A waterfall in Royal Botanical Garden Edinburgh
A waterfall in Royal Botanical Garden Edinburgh — Photo: Karora | Public domain

Royal Botanic Garden Edinburgh

gardensbotanyedinburghscienceconservation
4 min read

In 1670, two Edinburgh physicians enclosed forty square feet of ground next to Holyrood Palace and planted somewhere between eight and nine hundred medicinal herbs. They needed the plants to teach apothecaries and treat patients - botany was still mostly a medical discipline - and they could not get reliable supplies any other way. From that small physic garden grew the Royal Botanic Garden Edinburgh, which today spreads across seventy acres a mile north of the city centre and holds more than 13,000 species. It is the second-oldest botanic garden in Britain, beaten only by Oxford, and its three million herbarium specimens travel the world by digital scan to researchers in 157 countries.

Four Sites, Four Climates

The Edinburgh garden could not grow everything Scotland might want to grow. So over the twentieth century, the Royal Botanic Garden acquired three regional gardens, each with a climate the main site lacks. Benmore, on the wet west coast, became a regional garden in 1929 - its avenue of giant redwoods and its refurbished fernery thrive in oceanic rainfall. Logan, in the southwest at the tip of the Galloway peninsula, has an almost subtropical climate warmed by the Gulf Stream; it grows southern hemisphere plants that would die in Edinburgh. Dawyck, in the Borders south of Peebles, is colder and drier, suited to hardy alpines and cryptogams. Together the four sites let RBGE conserve plants from nearly every climate band, all within Scotland.

Moved by a Drained Loch

The garden has occupied four different sites in Edinburgh during its 355 years. The first, at St Anne's Yard near Holyrood, proved too small. In 1676 the operation moved to a second site east of the Nor Loch - the long marshy lake that filled what is now Princes Street Gardens. Then in 1689, for military reasons, the Nor Loch was drained. The water and mud poured into the garden, ruining most of the plants. By 1695 the survivors had been moved to a third site. In 1763, Professor John Hope shifted the entire collection out of the polluted city centre to a five-acre Physick Garden on Leith Walk, where he raised the first rhubarb plants grown in Britain from seeds brought to him by the African explorer Bruce of Kinnaird. In the 1820s, under curator William McNab, the collection moved one last time, to its present home beside Inverleith Row.
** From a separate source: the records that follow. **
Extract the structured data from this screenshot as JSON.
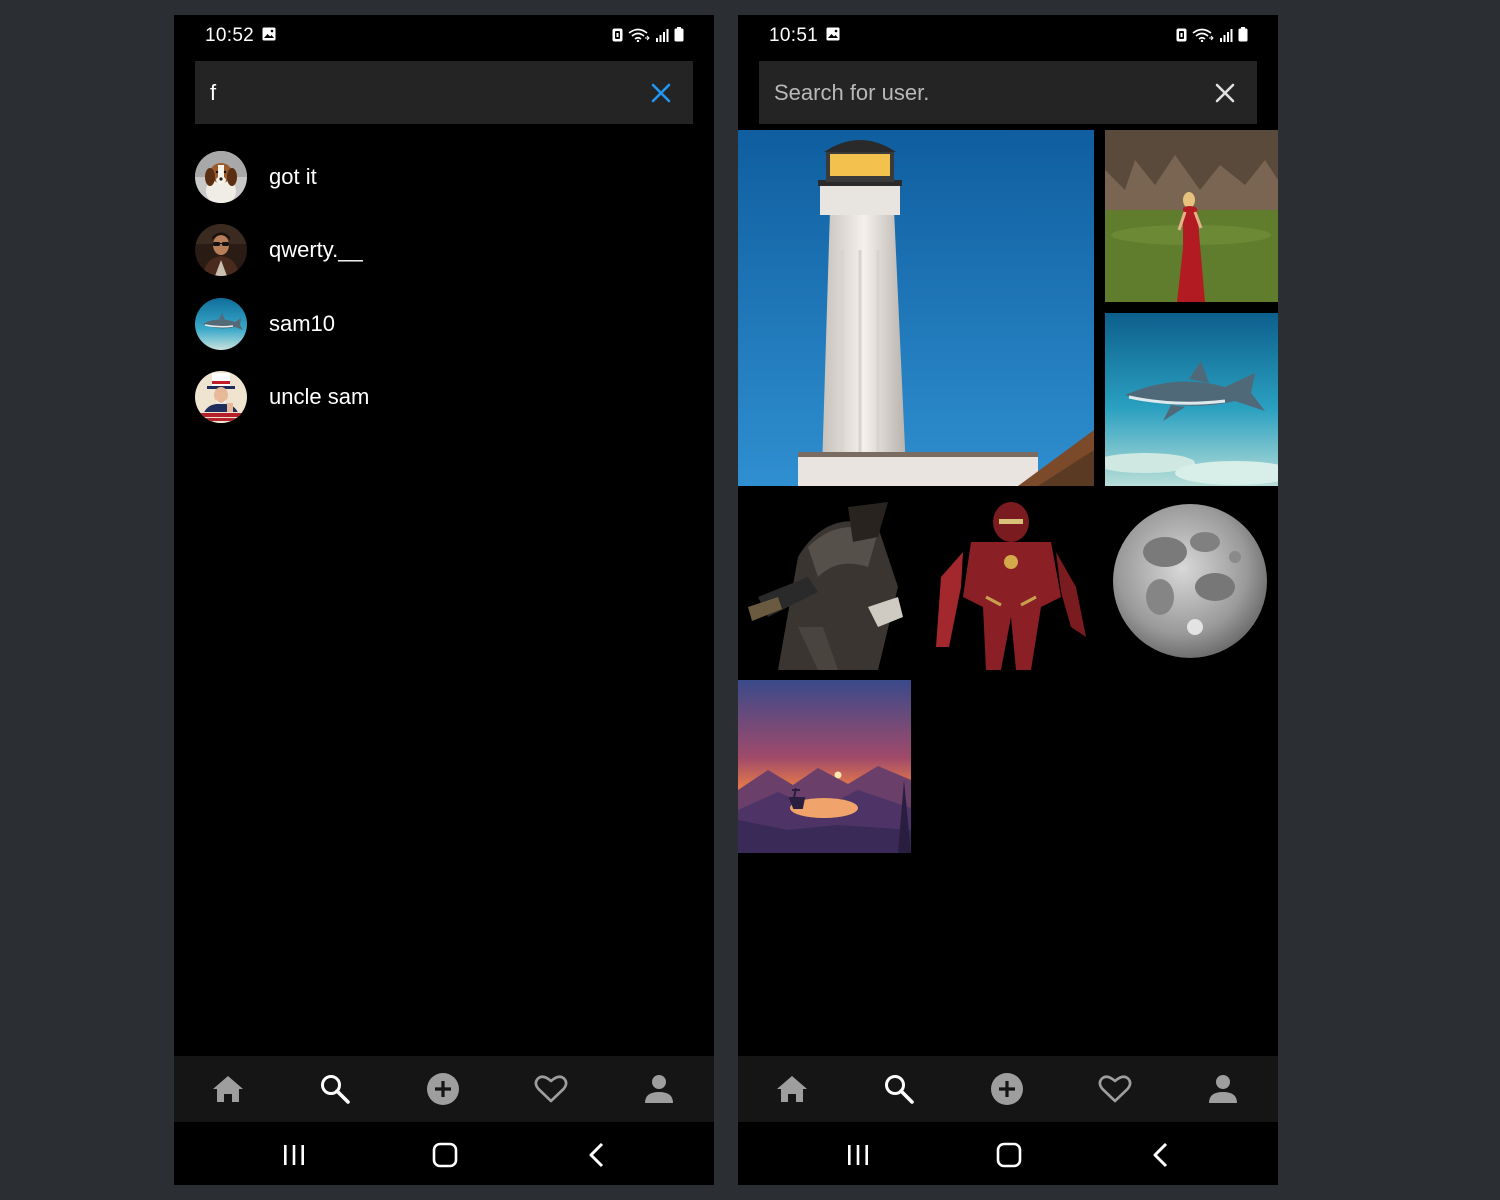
{
  "colors": {
    "page_bg": "#2b2e33",
    "screen_bg": "#000000",
    "search_bg": "#242424",
    "nav_bg": "#151515",
    "accent": "#2196f3",
    "icon_gray": "#9e9e9e"
  },
  "left_screen": {
    "status": {
      "time": "10:52"
    },
    "search": {
      "value": "f",
      "clear_icon": "close-icon"
    },
    "results": [
      {
        "username": "got it",
        "avatar": "beagle-dog"
      },
      {
        "username": "qwerty.__",
        "avatar": "man-sunglasses"
      },
      {
        "username": "sam10",
        "avatar": "shark"
      },
      {
        "username": "uncle sam",
        "avatar": "uncle-sam-poster"
      }
    ]
  },
  "right_screen": {
    "status": {
      "time": "10:51"
    },
    "search": {
      "value": "",
      "placeholder": "Search for user.",
      "clear_icon": "close-icon"
    },
    "grid": [
      "lighthouse",
      "woman-red-dress",
      "shark-underwater",
      "steampunk-gunslinger",
      "iron-man-armor",
      "full-moon",
      "sunset-deer-landscape"
    ]
  },
  "bottom_nav": [
    "home-icon",
    "search-icon",
    "add-circle-icon",
    "heart-icon",
    "person-icon"
  ],
  "system_nav": [
    "recents-icon",
    "home-circle-icon",
    "back-icon"
  ]
}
The Glasshouses and Inverleith

The Temperate Palm House, built in 1858, remains the tallest in Scotland - a soaring iron-and-glass structure designed to give palms the headroom they refuse to forgive. The Edinburgh garden is locally just "the Botanics," and locals walk it the way other cities walk waterfronts. Entry is free; only the glasshouses cost a few pounds. Inverleith House, an eighteenth-century mansion bought by the city in 1877 and added to the garden, sits at the centre of the grounds. From 1960 to 1984 it was the Scottish National Gallery of Modern Art before that gallery outgrew it; today Inverleith House shows contemporary art and exhibits drawn from the garden's historical collections. The view from the lawn south of the house frames the Old Town skyline - castle, crowns of Old College and St Giles, all rising on their volcanic ridge a mile away.

Three Million Specimens, Digitised

The herbarium - the scientific archive of pressed and preserved plants - holds more than three million specimens collected over centuries from 157 countries. For most of that time, accessing a specimen meant travelling to Edinburgh. Now RBGE is photographing them all at high resolution and putting them online. The one-millionth digitised specimen was Stereocaulon vesuvianum, a lichen collected by Dr Rebecca Yahr on the slopes of Ben Nevis in 2021. Researchers from anywhere can now compare type specimens, trace historical distributions, and work on conservation problems without leaving home. The original physic garden of 1670 served the city's apothecaries. The same institution, three and a half centuries later, serves botany worldwide - and still lets Edinburgh families wander its lawns on a Sunday afternoon.

From the Air

Located at 55.9651 N, 3.2085 W, about one mile north of Edinburgh city centre, on the north side of the Water of Leith. Nearest airport is Edinburgh (EGPH), 10 km southwest. From the air, look for the band of green between the New Town's Georgian grid and the suburb of Inverleith - the Botanics covers 70 acres with a distinctive crescent of glasshouses near its southern edge. Best appreciated from low altitude on a sunny day, with the castle rock visible beyond to the south.